Can we forget about John Ashcroft and go back to the Florida recount for a moment? The press has long since left the theater, and the final credits have almost finished rolling, but there's another plot twist to the story. A pretty big one.
I'm referring to the "press recount" conducted last week by the Orlando Sentinel in Lake County, a fairly small, 90,000-vote county in central Florida that George Bush carried by 15 percentage points.
You wouldn't expect a Lake County recount to reveal many new votes for either candidate. After all, the county uses the supposedly more accurate optical-scanning voting system, in which voters mark their ballots with a pencil--no chad-producing "punch cards." What's more, the 3,114 ballots examined by the Sentinel were "overvotes"--ballots the optical scanning machines had rejected because they detected marks for more than one presidential candidate. If you followed the coverage of the recount, you know that overvotes were not a central focus of the Florida fight. Instead, the recount controversy centered on "undervotes"--ballots on which machines detected no presidential vote at all. It was undervotes that Gore was desperately trying to get manually counted and that the Florida Supreme Court had ordered counted before that count was stopped by the U.S. Supreme Court.
What could overvotes yield, anyway? If a ballot is marked for two candidates, it's irretrievably spoiled, right? True, some people--including Bush lawyers seeking to discredit an "undervote-only" recount--raised the possibility that some overvotes might be salvageable if, say, voters actually wrote "I want Bush" on their ballots. But this possibility seemed almost theoretical. "There's nothing in the record that suggests there are such votes," Gore attorney David Boies asserted confidently when asked about the possibility in oral argument before the U.S. Supreme Court.
We now know how wildly off-base Boies was.
We know because in Lake County the Sentinel examined 3,114 overvotes. And one-fifth of them contained exactly the "write-in mistake" that Boies had dismissed as nonexistent. More perversely, the majority (376) of these ballots were clear votes for ... Boies' client, Gore. "In each case, an oval next to his name was filled in with a pencil and the voter mistakenly filled in another oval next to a spot reserved for write-in candidates, writing in Gore's name or running mate Joe Lieberman's there as well," the Sentinel reports. Some 246 ballots contained the same Write-In Mistake, except that the voter both marked and wrote in "Bush." But, all told, Gore would have gained 130 votes in this one measly little county had its overvotes been manually tallied.
In retrospect, it seems glaringly obvious why voters would make the Write-In Mistake. If you're a first-time voter, after all, and you see a ballot that says "Mark your candidate" and then another line that says "Write-in," you might easily think that the latter phrase was instructing you to write in your candidate's name--just to be sure! Sort of like a check, where you write the dollar amount with numerals and then write it with letters as well. It's actually quite amazing--with all the talk of voter confusion, butterfly ballots, and the like--that nobody realized this simple mistake would be so common. Nobody until now, that is.

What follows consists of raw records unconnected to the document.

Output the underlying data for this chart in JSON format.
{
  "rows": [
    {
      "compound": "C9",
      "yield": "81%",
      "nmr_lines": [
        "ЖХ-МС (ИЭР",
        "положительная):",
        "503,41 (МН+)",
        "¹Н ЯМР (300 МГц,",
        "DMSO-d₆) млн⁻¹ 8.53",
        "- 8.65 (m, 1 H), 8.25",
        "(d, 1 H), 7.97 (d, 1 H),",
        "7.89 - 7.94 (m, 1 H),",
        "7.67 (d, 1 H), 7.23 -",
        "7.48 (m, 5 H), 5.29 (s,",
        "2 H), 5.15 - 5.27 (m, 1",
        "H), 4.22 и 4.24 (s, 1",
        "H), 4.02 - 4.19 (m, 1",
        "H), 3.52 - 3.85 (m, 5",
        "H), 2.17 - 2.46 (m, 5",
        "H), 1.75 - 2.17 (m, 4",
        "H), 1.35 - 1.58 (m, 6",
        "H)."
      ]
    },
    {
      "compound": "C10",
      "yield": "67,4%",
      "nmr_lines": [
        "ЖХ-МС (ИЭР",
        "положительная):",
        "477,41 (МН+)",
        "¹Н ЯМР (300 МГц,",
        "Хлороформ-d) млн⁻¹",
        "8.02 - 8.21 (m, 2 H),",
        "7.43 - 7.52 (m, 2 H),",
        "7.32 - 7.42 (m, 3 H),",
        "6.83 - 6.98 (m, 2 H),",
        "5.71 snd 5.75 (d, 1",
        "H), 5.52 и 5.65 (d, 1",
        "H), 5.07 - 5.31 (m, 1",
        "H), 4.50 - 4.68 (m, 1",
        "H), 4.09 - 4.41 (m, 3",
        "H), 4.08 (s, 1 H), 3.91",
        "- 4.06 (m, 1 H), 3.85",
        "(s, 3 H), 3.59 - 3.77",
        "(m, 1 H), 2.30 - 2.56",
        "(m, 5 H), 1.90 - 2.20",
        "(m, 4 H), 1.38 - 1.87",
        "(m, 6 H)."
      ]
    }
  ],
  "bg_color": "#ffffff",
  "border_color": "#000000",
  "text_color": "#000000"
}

The Lake County numbers contain another stunning surprise, in that they dramatically validate what might be called the "Sloppy Dem Thesis"--the folk wisdom that says Democratic voters (being less experienced, or less well-educated, or less anal, or whatever) tend to make ballot errors more often than Republican voters. Lake County, remember, is a Republican county that Bush carried by a wide margin. Yet the recoverable ballot errors (at least the overvote errors) ran heavily in favor of Gore. (Even other, more problematic ballots that the Sentinel didn't count--such as when a voter attempted to erase one mark--"fell heavily in Gore's favor.") If Gore picked up votes on a recount in Lake County, where wouldn't he pick up votes?
The writer Murray Sayle once joked that there are only three real stories in journalism: 1) "Arrow points to defective part;" 2) "We name the guilty man;" and 3) "Everything you thought you knew about this subject is wrong." The Lake County story comes close to qualifying for the third category. Consider its apparent implications:
Gore was mistaken: Gore went for hand recounts in four Democratic counties rather than a broad statewide recount. He's been criticized for grabbing at a quick political advantage instead of taking a gamble and doing the "right thing." But it's now clear that the right thing wouldn't have been much of a gamble for him at all. If the Sloppy Dem Thesis is as correct as it was in Lake County, Gore would have gained votes all over the state, in pro-Bush counties as well as Democratic counties.